The uni press release sort of buried the lede, but if you read the methods section of the paper they are doing these measurements in a coin cell with a sodium anode.

This is early stage cathode optimization research, everyone reports current density and charge-discharge curves because the power density requires both high current density and stable operating voltage. Also you want minimal degradation with charging cycles. You can integrate those discharge curves to get power density if you want, but I’m not sure what it’s supposed to really add at this point in the research pipeline. You need to scale up from the lab form factor anyway to get something reasonable to work with

https://www.nature.com/articles/s41586-021-03757-z

Need to multiply by the (average) voltage, and incorporate a fudge factor for the other components of the cell, I think.

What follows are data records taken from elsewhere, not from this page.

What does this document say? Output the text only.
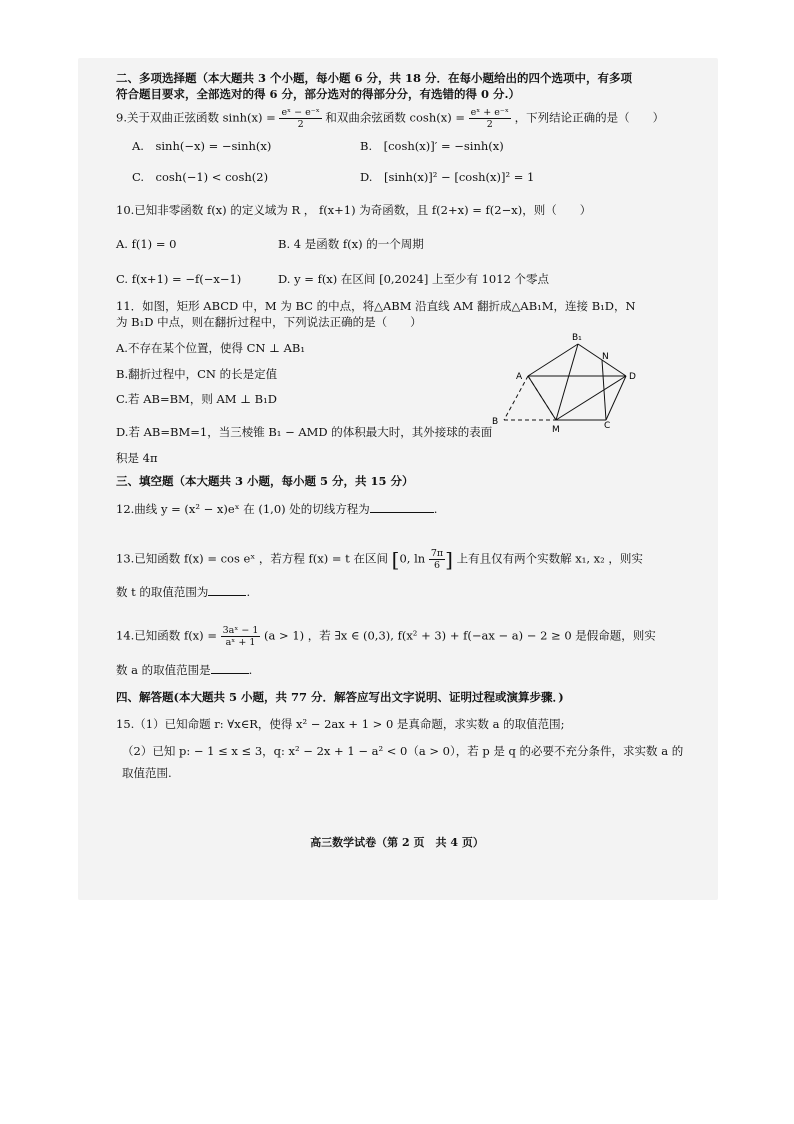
二、多项选择题（本大题共 3 个小题，每小题 6 分，共 18 分．在每小题给出的四个选项中，有多项
符合题目要求，全部选对的得 6 分，部分选对的得部分分，有选错的得 0 分.）
9.关于双曲正弦函数 $\sinh(x) = \frac{\text{eˣ − e⁻ˣ}}{2}$ 和双曲余弦函数 $\cosh(x) = \frac{\text{eˣ + e⁻ˣ}}{2}$ ，下列结论正确的是（　　）
A.　sinh(−x) = −sinh(x)	B.　[cosh(x)]′ = −sinh(x)
C.　cosh(−1) < cosh(2)	D.　[sinh(x)]² − [cosh(x)]² = 1
10.已知非零函数 f(x) 的定义域为 R ， f(x+1) 为奇函数，且 f(2+x) = f(2−x)，则（　　）
A. f(1) = 0	B. 4 是函数 f(x) 的一个周期
C. f(x+1) = −f(−x−1)	D. y = f(x) 在区间 [0,2024] 上至少有 1012 个零点
11．如图，矩形 ABCD 中，M 为 BC 的中点，将△ABM 沿直线 AM 翻折成△AB₁M，连接 B₁D，N
为 B₁D 中点，则在翻折过程中，下列说法正确的是（　　）
A.不存在某个位置，使得 CN ⊥ AB₁
B.翻折过程中，CN 的长是定值
C.若 AB=BM，则 AM ⊥ B₁D
D.若 AB=BM=1，当三棱锥 B₁ − AMD 的体积最大时，其外接球的表面
积是 4π
B₁
N
A	D
B
M	C
三、填空题（本大题共 3 小题，每小题 5 分，共 15 分）
12.曲线 y = (x² − x)eˣ 在 (1,0) 处的切线方程为	.
13.已知函数 f(x) = cos eˣ ，若方程 f(x) = t 在区间 [0, $\ln \frac{7\pi}{6}$ ] 上有且仅有两个实数解 x₁, x₂ ，则实
数 t 的取值范围为	.
14.已知函数 $f(x) = \frac{\text{3aˣ − 1}}{\text{aˣ + 1}} (a > 1)$ ，若 ∃x ∈ (0,3), f(x² + 3) + f(−ax − a) − 2 ≥ 0 是假命题，则实
数 a 的取值范围是	.
四、解答题(本大题共 5 小题，共 77 分．解答应写出文字说明、证明过程或演算步骤．)
15.（1）已知命题 r: ∀x∈R，使得 x² − 2ax + 1 > 0 是真命题，求实数 a 的取值范围;
（2）已知 p: − 1 ≤ x ≤ 3，q: x² − 2x + 1 − a² < 0（a > 0），若 p 是 q 的必要不充分条件，求实数 a 的
取值范围.
高三数学试卷（第 2 页　共 4 页）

(P = UI, where P is power in Watt, U voltage in Joule per Coulomb, I current in Coulomb per second. And what we seek is specific energy, ie energy per mass, in J/kg or Wh/kg.)

Watts = Volts * Amps

Any reason you've defined it as: (Amps * Seconds * Volts) / (Amps * Seconds) * (Amps * Seconds * Seconds) ?

Fairly sure but not positive that I've reduced the units to base SI units correctly...

ha, you're right, the Ampere is the SI base unit for purposes of definition, but the Coulomb is arguably the conceptually simpler one... (though Volt is definitely derived). So, in terms of "intuition" (left) and SI base units (right) you have:

  Watt   = J s^-1 = N m s^-1 = kg m^2 s^-3
  Volt   = J C^-1 = N m A^-1 s^-1 = kg m^2 s^-3 A^-1
  Ampere = C s^-1 = A
And J/cm³. That's usually the limiting factor for phones, I think.